The Atlanta Journal-Constitution
HERB CRUSTED LAMB WITH POLENTA
Lamb is not a typical Caribbean dish, but the flavors of the rub have made it a crowd-pleaser.
FOR THE POLENTA:
3 tablespoons garlic, minced 3 tablespoons salted butter
2 cups heavy cream, plus extra as
needed
1 cup of milk, plus extra as needed 3 thyme stems
1 large rosemary stem
1 1/2 cups polenta
Salt to taste
In a large sauce pot over medium heat, saute garlic and butter for 2-3 minutes. Pour heavy cream and milk into pot and bring to a rolling boil. Add thyme and rosemary. Bring to a boil, again, and slowly whisk in polenta. Turn heat to low and cook until the grains have become soft, about 30 minutes. Add extra heavy cream or milk as necessary to produce the desired viscosity and add salt to taste.
FOR THE LAMB:
4 tablespoons olive oil
4 large bone-in lamb chops
For the lamb rub:
2 teaspoons salt
1 tablespoon ground cumin 1 teaspoon ground coriander 1 teaspoon ground allspice 1 teaspoon Mexican chili powder
In a small container, mix salt, cumin, coriander, allspice and chili powder together with a fork until incorporated and set aside.
Heat oven to 400 degrees.
In a large pan over high heat, add olive oil and wait until it becomes smoky. Place lamb chops in pan and sear on each side, rotating chops approximately every 1-2 minutes.
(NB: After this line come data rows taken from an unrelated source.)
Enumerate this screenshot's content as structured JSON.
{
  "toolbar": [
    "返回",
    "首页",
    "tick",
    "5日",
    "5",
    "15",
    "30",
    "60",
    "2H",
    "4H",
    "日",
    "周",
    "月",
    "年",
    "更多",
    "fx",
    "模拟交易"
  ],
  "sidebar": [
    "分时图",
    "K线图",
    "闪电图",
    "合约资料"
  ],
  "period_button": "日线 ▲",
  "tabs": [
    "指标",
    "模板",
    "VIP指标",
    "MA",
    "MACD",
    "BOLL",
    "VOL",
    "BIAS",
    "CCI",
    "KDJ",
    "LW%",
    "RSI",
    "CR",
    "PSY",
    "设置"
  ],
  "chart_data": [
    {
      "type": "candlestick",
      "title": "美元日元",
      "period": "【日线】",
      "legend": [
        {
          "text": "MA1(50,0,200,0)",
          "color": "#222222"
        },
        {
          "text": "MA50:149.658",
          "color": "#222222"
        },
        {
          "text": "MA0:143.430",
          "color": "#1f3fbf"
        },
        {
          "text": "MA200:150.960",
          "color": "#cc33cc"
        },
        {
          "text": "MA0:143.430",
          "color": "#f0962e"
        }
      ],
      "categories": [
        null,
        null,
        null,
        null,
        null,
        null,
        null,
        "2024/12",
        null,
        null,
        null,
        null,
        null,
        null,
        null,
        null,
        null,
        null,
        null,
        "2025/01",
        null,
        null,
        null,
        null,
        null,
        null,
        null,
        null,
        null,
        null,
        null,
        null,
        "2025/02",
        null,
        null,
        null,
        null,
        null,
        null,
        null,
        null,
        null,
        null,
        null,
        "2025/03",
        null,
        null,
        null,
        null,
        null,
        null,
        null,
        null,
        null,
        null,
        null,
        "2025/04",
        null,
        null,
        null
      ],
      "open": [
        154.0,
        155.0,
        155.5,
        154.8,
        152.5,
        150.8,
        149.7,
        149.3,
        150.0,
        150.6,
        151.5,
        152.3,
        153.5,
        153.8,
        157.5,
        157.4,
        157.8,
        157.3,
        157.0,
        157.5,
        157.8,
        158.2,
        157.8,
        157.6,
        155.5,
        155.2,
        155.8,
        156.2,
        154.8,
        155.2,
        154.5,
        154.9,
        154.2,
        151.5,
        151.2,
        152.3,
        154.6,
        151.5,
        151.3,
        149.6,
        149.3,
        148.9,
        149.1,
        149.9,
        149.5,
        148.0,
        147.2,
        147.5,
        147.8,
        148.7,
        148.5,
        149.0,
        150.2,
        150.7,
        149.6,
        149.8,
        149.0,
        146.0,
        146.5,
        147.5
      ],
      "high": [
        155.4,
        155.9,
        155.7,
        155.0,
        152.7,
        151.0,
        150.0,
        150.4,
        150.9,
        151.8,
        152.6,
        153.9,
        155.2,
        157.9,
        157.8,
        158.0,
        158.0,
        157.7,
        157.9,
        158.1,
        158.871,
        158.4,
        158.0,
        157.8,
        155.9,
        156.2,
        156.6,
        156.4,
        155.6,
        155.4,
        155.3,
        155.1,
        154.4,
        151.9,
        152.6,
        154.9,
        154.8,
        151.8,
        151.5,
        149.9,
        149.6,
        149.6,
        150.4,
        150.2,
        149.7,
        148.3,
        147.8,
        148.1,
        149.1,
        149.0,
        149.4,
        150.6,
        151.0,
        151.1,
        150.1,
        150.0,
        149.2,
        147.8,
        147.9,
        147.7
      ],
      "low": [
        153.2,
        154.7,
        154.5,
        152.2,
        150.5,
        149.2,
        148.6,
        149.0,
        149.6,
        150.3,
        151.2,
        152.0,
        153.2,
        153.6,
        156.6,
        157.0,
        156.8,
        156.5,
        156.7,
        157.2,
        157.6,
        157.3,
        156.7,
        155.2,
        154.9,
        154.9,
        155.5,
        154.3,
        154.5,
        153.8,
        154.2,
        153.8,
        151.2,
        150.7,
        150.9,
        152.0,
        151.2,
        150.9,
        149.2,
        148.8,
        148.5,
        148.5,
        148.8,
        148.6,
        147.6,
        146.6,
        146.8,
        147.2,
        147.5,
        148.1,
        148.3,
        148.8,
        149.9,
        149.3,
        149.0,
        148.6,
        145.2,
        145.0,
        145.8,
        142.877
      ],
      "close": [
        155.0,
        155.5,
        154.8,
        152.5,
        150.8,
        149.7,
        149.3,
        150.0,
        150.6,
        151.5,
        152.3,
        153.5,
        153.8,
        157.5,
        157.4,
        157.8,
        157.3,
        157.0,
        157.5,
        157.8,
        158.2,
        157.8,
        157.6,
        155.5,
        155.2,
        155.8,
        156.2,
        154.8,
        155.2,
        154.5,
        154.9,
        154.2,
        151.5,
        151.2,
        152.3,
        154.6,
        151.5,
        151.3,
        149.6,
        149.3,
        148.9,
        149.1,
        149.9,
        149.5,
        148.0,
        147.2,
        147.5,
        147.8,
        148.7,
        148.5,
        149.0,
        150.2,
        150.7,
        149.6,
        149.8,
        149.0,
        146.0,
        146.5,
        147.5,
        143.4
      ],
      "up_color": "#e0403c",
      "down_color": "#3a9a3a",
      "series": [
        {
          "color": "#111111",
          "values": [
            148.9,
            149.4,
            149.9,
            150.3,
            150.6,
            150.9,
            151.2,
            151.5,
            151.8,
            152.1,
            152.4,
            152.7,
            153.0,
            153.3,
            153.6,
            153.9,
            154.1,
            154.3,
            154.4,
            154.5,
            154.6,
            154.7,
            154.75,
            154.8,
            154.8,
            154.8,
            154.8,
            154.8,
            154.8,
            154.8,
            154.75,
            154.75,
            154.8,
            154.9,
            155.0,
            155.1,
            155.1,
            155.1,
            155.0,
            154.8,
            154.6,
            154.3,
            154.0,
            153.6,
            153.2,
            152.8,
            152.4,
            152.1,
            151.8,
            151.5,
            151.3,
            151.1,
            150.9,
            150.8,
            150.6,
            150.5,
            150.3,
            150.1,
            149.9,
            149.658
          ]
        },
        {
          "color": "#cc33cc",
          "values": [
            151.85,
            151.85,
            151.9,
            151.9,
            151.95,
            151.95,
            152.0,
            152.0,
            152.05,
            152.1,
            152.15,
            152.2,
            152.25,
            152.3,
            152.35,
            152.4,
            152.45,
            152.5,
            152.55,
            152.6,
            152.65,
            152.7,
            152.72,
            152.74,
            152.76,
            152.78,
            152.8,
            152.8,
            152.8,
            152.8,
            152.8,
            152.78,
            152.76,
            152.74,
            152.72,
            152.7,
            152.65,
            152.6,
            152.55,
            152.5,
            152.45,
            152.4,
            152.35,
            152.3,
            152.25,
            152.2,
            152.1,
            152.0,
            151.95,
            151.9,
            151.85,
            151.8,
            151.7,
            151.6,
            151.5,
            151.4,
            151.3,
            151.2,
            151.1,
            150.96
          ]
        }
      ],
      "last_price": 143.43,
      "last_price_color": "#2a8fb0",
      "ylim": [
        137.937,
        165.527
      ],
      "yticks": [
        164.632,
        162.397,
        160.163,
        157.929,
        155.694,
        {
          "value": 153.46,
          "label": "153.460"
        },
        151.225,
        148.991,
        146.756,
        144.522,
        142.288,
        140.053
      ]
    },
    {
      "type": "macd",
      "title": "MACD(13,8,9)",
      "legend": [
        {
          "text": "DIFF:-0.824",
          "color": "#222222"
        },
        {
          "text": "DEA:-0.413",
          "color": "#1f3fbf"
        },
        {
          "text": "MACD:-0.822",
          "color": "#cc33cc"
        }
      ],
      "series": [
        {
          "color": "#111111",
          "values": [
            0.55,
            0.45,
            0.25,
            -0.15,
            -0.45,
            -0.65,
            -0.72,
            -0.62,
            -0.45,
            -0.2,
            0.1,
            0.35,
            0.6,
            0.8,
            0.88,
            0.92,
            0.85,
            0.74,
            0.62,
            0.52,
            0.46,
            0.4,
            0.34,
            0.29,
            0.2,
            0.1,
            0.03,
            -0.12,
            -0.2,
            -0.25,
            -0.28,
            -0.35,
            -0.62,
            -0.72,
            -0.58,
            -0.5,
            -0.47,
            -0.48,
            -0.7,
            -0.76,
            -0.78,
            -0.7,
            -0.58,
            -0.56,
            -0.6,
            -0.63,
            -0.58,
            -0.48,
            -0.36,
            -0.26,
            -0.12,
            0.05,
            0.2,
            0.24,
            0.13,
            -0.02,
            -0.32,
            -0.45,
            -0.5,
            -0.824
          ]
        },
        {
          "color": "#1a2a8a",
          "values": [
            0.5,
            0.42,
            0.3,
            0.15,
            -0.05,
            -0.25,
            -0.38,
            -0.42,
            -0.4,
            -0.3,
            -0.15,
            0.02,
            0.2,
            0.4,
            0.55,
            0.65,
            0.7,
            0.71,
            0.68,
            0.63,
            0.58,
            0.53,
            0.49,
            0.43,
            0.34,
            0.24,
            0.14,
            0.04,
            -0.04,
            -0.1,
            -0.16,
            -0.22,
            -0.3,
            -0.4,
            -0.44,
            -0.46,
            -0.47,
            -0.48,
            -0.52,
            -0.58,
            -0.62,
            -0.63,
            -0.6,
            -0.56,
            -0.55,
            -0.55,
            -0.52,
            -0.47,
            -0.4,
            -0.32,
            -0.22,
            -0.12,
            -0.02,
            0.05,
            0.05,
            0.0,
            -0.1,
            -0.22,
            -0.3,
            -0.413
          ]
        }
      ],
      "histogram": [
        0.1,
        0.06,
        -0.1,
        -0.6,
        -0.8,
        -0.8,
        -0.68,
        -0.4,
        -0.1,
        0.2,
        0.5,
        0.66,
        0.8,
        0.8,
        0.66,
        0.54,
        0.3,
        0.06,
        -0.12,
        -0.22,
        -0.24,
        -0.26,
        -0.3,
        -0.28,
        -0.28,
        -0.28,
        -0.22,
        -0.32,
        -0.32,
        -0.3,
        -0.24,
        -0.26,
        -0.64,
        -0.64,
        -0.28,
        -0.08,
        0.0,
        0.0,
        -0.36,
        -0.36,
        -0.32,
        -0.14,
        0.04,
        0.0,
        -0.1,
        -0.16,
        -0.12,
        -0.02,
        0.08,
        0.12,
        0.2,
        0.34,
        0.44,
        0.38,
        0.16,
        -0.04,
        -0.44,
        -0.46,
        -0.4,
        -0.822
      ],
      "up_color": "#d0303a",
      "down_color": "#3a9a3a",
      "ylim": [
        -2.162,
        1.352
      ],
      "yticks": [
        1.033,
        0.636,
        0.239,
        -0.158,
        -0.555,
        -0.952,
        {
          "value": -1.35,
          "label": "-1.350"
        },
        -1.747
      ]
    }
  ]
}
Each side should reach a caramelized brown color. Once all sides are browned, place chops on a baking sheet with a wire rack and finish in the oven until desired internal temperature registers with a meat thermometer: rare (115-120 degrees); medium-rare (125 degrees); medium (130 degrees).
Remove chops from the oven and let rest at room temperature for 5 minutes.
To serve, moderately dust lamb chops with rub blend and plate with polenta.
Serves 4.
Per serving: 881 calories (percent of calories from fat, 83), 21 grams protein, 18 grams carbohydrates, 2 grams fiber, 82 grams total fat (43 grams saturated), 219 milligrams cholesterol, 885 milligrams sodium.